Tranen worden geproduceerd door de traanklier aan de buitenkant van het oog en de hulpklieren in het ooglid. De taak van de traan is om het hoornvlies, de transparante laag van het oog, te bedekken, een glad oppervlak te vormen, het hoornvlies van zuurstof te voorzien en te voeden, en vreemde stoffen en microben uit het oog te verwijderen.
Droge ogen
Het is het belangrijkste en meest voorkomende probleem met betrekking tot tranen.
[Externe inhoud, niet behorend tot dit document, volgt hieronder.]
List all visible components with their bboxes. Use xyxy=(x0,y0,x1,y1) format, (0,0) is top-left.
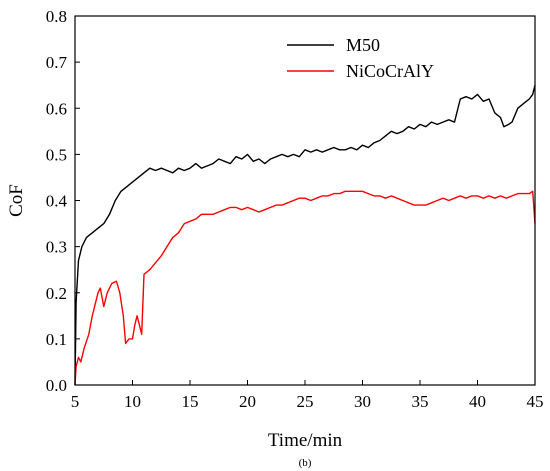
x-tick-label: 35 xyxy=(412,392,429,411)
legend-label-0: M50 xyxy=(346,35,380,55)
x-tick-label: 30 xyxy=(354,392,371,411)
x-tick-label: 40 xyxy=(469,392,486,411)
x-tick-label: 20 xyxy=(239,392,256,411)
plot-area xyxy=(74,85,536,386)
y-tick-label: 0.4 xyxy=(46,192,68,211)
y-axis-title: CoF xyxy=(6,184,27,217)
figure-caption: (b) xyxy=(299,457,312,469)
x-tick-label: 5 xyxy=(71,392,80,411)
y-tick-label: 0.0 xyxy=(46,376,67,395)
x-tick-label: 45 xyxy=(527,392,544,411)
legend-label-1: NiCoCrAlY xyxy=(346,61,434,81)
y-tick-label: 0.6 xyxy=(46,99,67,118)
y-tick-label: 0.5 xyxy=(46,145,67,164)
series-line-1 xyxy=(74,190,536,386)
legend: M50 NiCoCrAlY xyxy=(287,35,434,81)
x-axis-title: Time/min xyxy=(268,430,343,451)
y-tick-label: 0.8 xyxy=(46,7,67,26)
y-tick-label: 0.3 xyxy=(46,238,67,257)
series-line-0 xyxy=(74,85,536,386)
x-tick-label: 25 xyxy=(297,392,314,411)
y-tick-label: 0.1 xyxy=(46,330,67,349)
x-tick-label: 10 xyxy=(124,392,141,411)
y-tick-label: 0.7 xyxy=(46,53,68,72)
axis-ticks: 5 10 15 20 25 30 35 40 45 0.0 0.1 0.2 0.3 0.4 0.5 0.6 0.… xyxy=(46,7,544,411)
x-tick-label: 15 xyxy=(182,392,199,411)
y-tick-label: 0.2 xyxy=(46,284,67,303)
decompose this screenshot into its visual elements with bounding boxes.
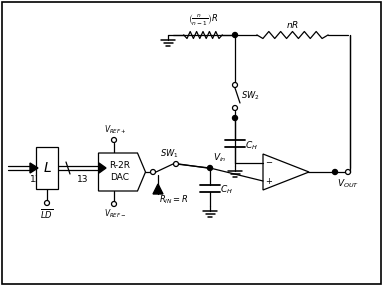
- Text: $V_{OUT}$: $V_{OUT}$: [337, 178, 359, 190]
- Circle shape: [345, 170, 350, 174]
- Polygon shape: [99, 163, 106, 173]
- Circle shape: [232, 106, 237, 110]
- Circle shape: [111, 202, 116, 206]
- Text: 13: 13: [30, 176, 42, 184]
- Text: −: −: [265, 158, 272, 168]
- Text: $R_{IN}=R$: $R_{IN}=R$: [159, 194, 189, 206]
- Text: R-2R: R-2R: [110, 162, 131, 170]
- Polygon shape: [153, 184, 163, 194]
- Text: $C_H$: $C_H$: [244, 140, 257, 152]
- Circle shape: [44, 200, 49, 206]
- Text: $SW_2$: $SW_2$: [241, 89, 259, 102]
- Text: $nR$: $nR$: [286, 19, 299, 31]
- Circle shape: [208, 166, 213, 170]
- Text: $V_{REF+}$: $V_{REF+}$: [104, 124, 126, 136]
- Bar: [36, 147, 58, 189]
- Circle shape: [111, 138, 116, 142]
- Text: 13: 13: [77, 176, 89, 184]
- Text: L: L: [43, 161, 51, 175]
- Text: +: +: [265, 176, 272, 186]
- Polygon shape: [98, 153, 146, 191]
- Circle shape: [332, 170, 337, 174]
- Text: $\overline{LD}$: $\overline{LD}$: [41, 207, 54, 221]
- Circle shape: [173, 162, 178, 166]
- Circle shape: [151, 170, 155, 174]
- Circle shape: [232, 82, 237, 88]
- Text: $\left(\frac{n}{n-1}\right)R$: $\left(\frac{n}{n-1}\right)R$: [188, 13, 218, 27]
- Polygon shape: [30, 163, 38, 173]
- Circle shape: [232, 33, 237, 37]
- Text: $SW_1$: $SW_1$: [160, 148, 179, 160]
- Circle shape: [232, 116, 237, 120]
- Text: $C_H$: $C_H$: [219, 184, 232, 196]
- Text: DAC: DAC: [111, 172, 129, 182]
- Text: $V_{REF-}$: $V_{REF-}$: [104, 208, 126, 220]
- Text: $V_{in}$: $V_{in}$: [213, 152, 226, 164]
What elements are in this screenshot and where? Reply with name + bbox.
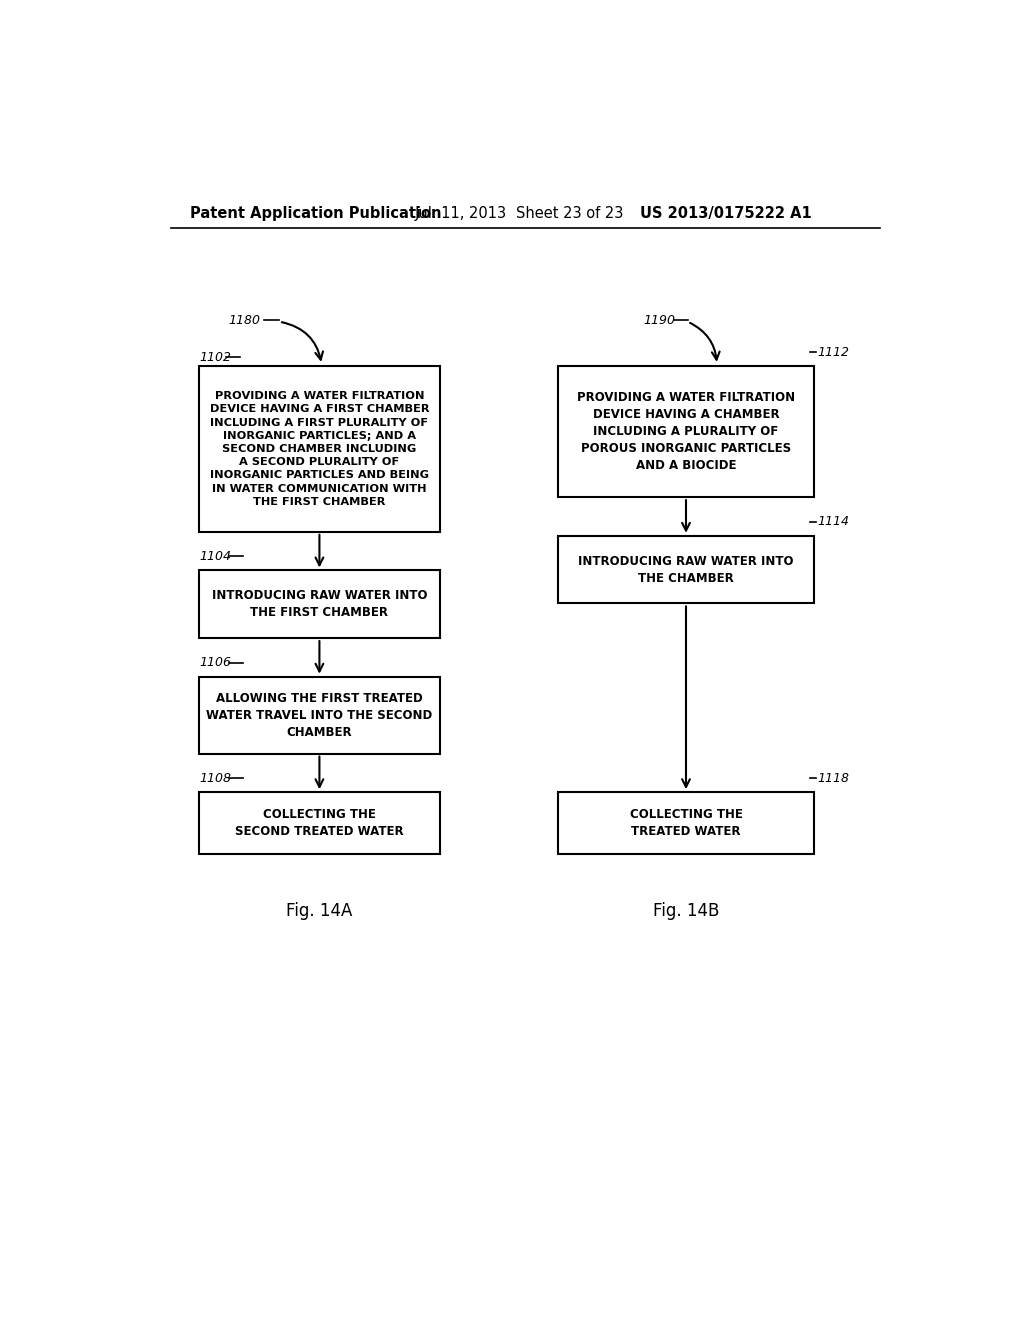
Text: 1106: 1106 <box>200 656 231 669</box>
Text: Fig. 14B: Fig. 14B <box>653 903 719 920</box>
Text: INTRODUCING RAW WATER INTO
THE CHAMBER: INTRODUCING RAW WATER INTO THE CHAMBER <box>579 554 794 585</box>
Text: 1118: 1118 <box>818 772 850 785</box>
Text: COLLECTING THE
TREATED WATER: COLLECTING THE TREATED WATER <box>630 808 742 838</box>
Text: US 2013/0175222 A1: US 2013/0175222 A1 <box>640 206 811 222</box>
FancyArrowPatch shape <box>690 323 720 359</box>
Text: INTRODUCING RAW WATER INTO
THE FIRST CHAMBER: INTRODUCING RAW WATER INTO THE FIRST CHA… <box>212 589 427 619</box>
Bar <box>558 367 814 498</box>
Text: 1180: 1180 <box>228 314 261 326</box>
Bar <box>200 570 439 638</box>
Bar <box>558 536 814 603</box>
Text: 1112: 1112 <box>818 346 850 359</box>
Text: Patent Application Publication: Patent Application Publication <box>190 206 441 222</box>
FancyArrowPatch shape <box>282 322 323 360</box>
Text: 1114: 1114 <box>818 515 850 528</box>
Text: 1104: 1104 <box>200 550 231 564</box>
Text: Sheet 23 of 23: Sheet 23 of 23 <box>515 206 623 222</box>
Text: 1108: 1108 <box>200 772 231 785</box>
Text: ALLOWING THE FIRST TREATED
WATER TRAVEL INTO THE SECOND
CHAMBER: ALLOWING THE FIRST TREATED WATER TRAVEL … <box>206 692 432 739</box>
Bar <box>558 792 814 854</box>
Text: Fig. 14A: Fig. 14A <box>287 903 352 920</box>
Text: PROVIDING A WATER FILTRATION
DEVICE HAVING A CHAMBER
INCLUDING A PLURALITY OF
PO: PROVIDING A WATER FILTRATION DEVICE HAVI… <box>577 391 795 473</box>
Text: 1190: 1190 <box>643 314 676 326</box>
Bar <box>200 367 439 532</box>
Text: 1102: 1102 <box>200 351 231 363</box>
Bar <box>200 792 439 854</box>
Text: COLLECTING THE
SECOND TREATED WATER: COLLECTING THE SECOND TREATED WATER <box>236 808 403 838</box>
Text: PROVIDING A WATER FILTRATION
DEVICE HAVING A FIRST CHAMBER
INCLUDING A FIRST PLU: PROVIDING A WATER FILTRATION DEVICE HAVI… <box>210 391 429 507</box>
Bar <box>200 677 439 754</box>
Text: Jul. 11, 2013: Jul. 11, 2013 <box>415 206 507 222</box>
Het komt vaak voor, vooral op hoge leeftijd, bij sommige systemische ziekten en als gevolg van continu gebruik van oogdruppels. Weer- en omgevingsomstandigheden veroorzaken het soms ook. Bij de behandeling worden allereerst kunstmatige traandruppels gebruikt en worden behandelingen uitgevoerd om het probleem op te lossen. Omgevingscondities zijn gereguleerd (zoals natte handdoek op de verwarming leggen, zonnebril dragen bij winderig weer).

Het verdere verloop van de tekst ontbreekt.